Wednesday, May 07, 2014

Benghazi again

We're going to have another round of investigations of the multifaceted series of events that pertain to what happened in Benghazi in 2012. As usual, the astute Kevin Williamson of National Review makes an especially important point:
How bad would it have been to own up to what happened in Benghazi and Cairo? After the worldwide exertions of the Bush years, with their attendant expenditures and terrible loss of life, a great many Americans not only were and are weary of being perpetually waist-deep in the snake-pit that is the Middle East but also are genuinely confused about what our role in the world should be going forward. The death of Osama bin Laden combined with the drawing down of our operations in Iraq and Afghanistan might have provided an opportunity to pause and reflect, and Barack Obama was elected to the presidency partly in the naïve hope that his elevation to that office might provide a respite, a period of relative quiet. If President Obama ever intended such a thing, he has been successful to only a very modest degree: The war abroad has been expanded to include the assassination of American citizens, while the omnipresence of the surveillance state at home has been revealed as being even more complete than most of us had feared.

You need to remember the context in which the events in Benghazi took place. We had just witnessed a Democratic National Convention in which we heard assertions of this sort, proffered here by Joe Biden:


The spine of steel. Bin Laden is dead and General Motors is alive. All that sort of thing. Back to Williamson:
It should go without saying that the Obama administration should have been forthright about what happened that day rather than try to deflect blame on to a “right-wing Christian” filmmaker and his alleged provocations. Beyond that, even with an election on the near horizon, the Obama administration probably did not really politically need to mislead the public about those events. Having our embassy in Cairo overrun was humiliating, and the deaths in Benghazi were shocking, but Americans are by this point used to seeing their countrymen killed in lands where Islam predominates, and they have suffered enough humiliations that one more was not going to cost anybody an election.
I think that's right. Certainly it was embarrassing to the Democrats generally, and Barack Obama in particular, that the bluster of Joe Biden was humiliatingly wrong, but I do think they could have got by with it if they'd simply told the truth. People understand that the world is a dangerous place and we can't protect everyone, everywhere, every time.

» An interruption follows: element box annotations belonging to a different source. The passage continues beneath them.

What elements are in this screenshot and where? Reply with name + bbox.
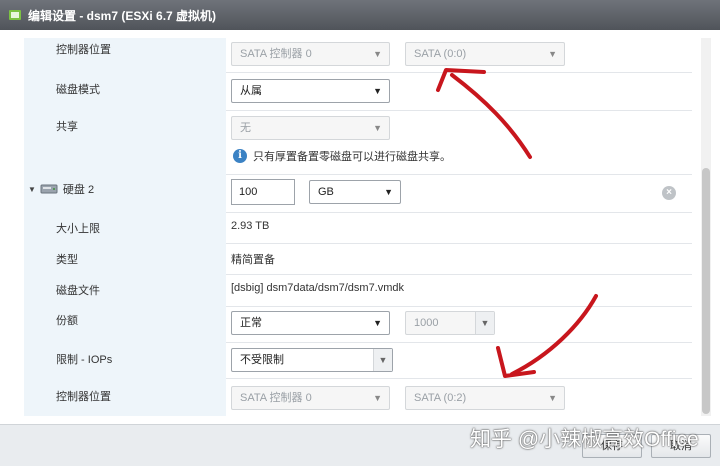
annotation-arrow-1 [450,73,532,159]
annotation-arrows [436,68,598,378]
edit-settings-dialog: 编辑设置 - dsm7 (ESXi 6.7 虚拟机) 控制器位置 SATA 控制… [0,0,720,466]
annotation-arrow-2 [510,294,598,376]
watermark: 知乎 @小辣椒高效Office [470,428,699,451]
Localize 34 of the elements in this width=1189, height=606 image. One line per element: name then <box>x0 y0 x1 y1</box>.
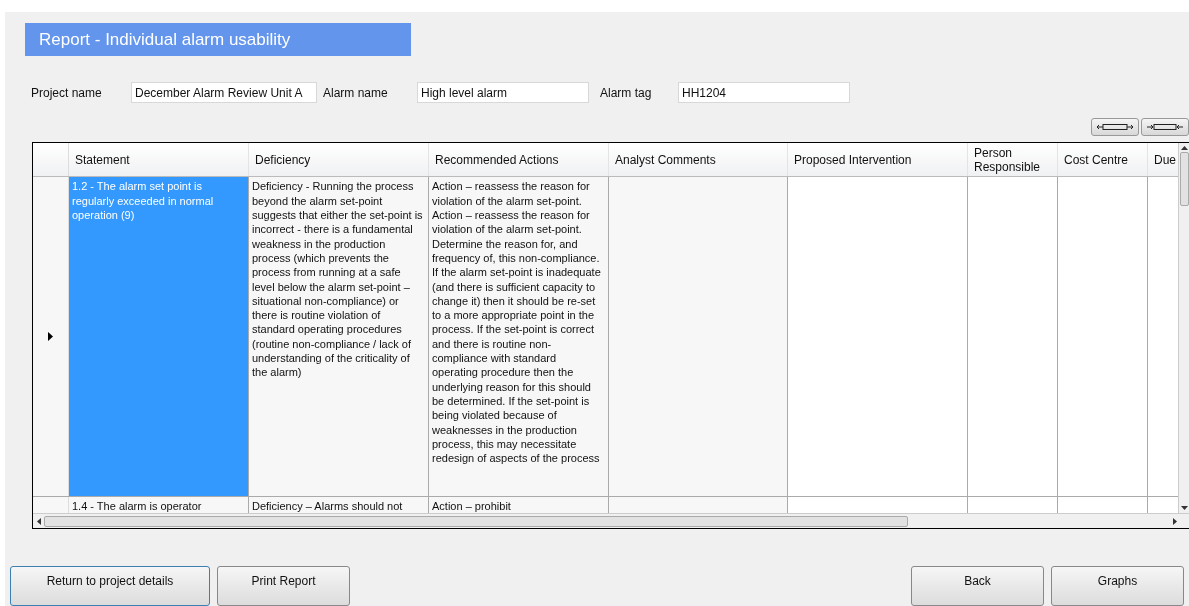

The reason Benghazi remains an issue is that it's clear that this president, and the men and women who serve in his administration, are willing to lie about matters large and small. Sending out a senior official to tell the country that an internet video caused the death of an ambassador is a very big lie. We expect better than that.

3 comments:

3john2 said...

Violent incidents such as Benghazi are not shocking in that environment. A miscalculation in security and mission can always happen. What frosts me is that there were several opportunities - and available resources - to relieve the ambassador and annex staff and it appears this administration sat on its hands and let them die. THAT is what I want an explanation for. Why was abandoning them considered the best possible outcome, or ultimately advantageous to our ends in the region? Why were multiple rescue missions told to stand down, and by whom? Why were there so many commanders in the region that just happened to be nearing retirement age?

Bike Bubba said...

What bothers me most here is that a basic tenet of "continuous improvement" is that in order to fix problems--like getting people dead--you've got to admit you have a problem. Somehow, the Obama administration convinced a critical mass at State to ignore this very basic principle.

Criminal charges or impeachment? I don't know, but if I've got people that are not capable of basic process improvement that high, I want them fired. Not retired, fired.

Mr. D said...

Crankbait, all outstanding questions.

Bubba, we can start firing some people in November.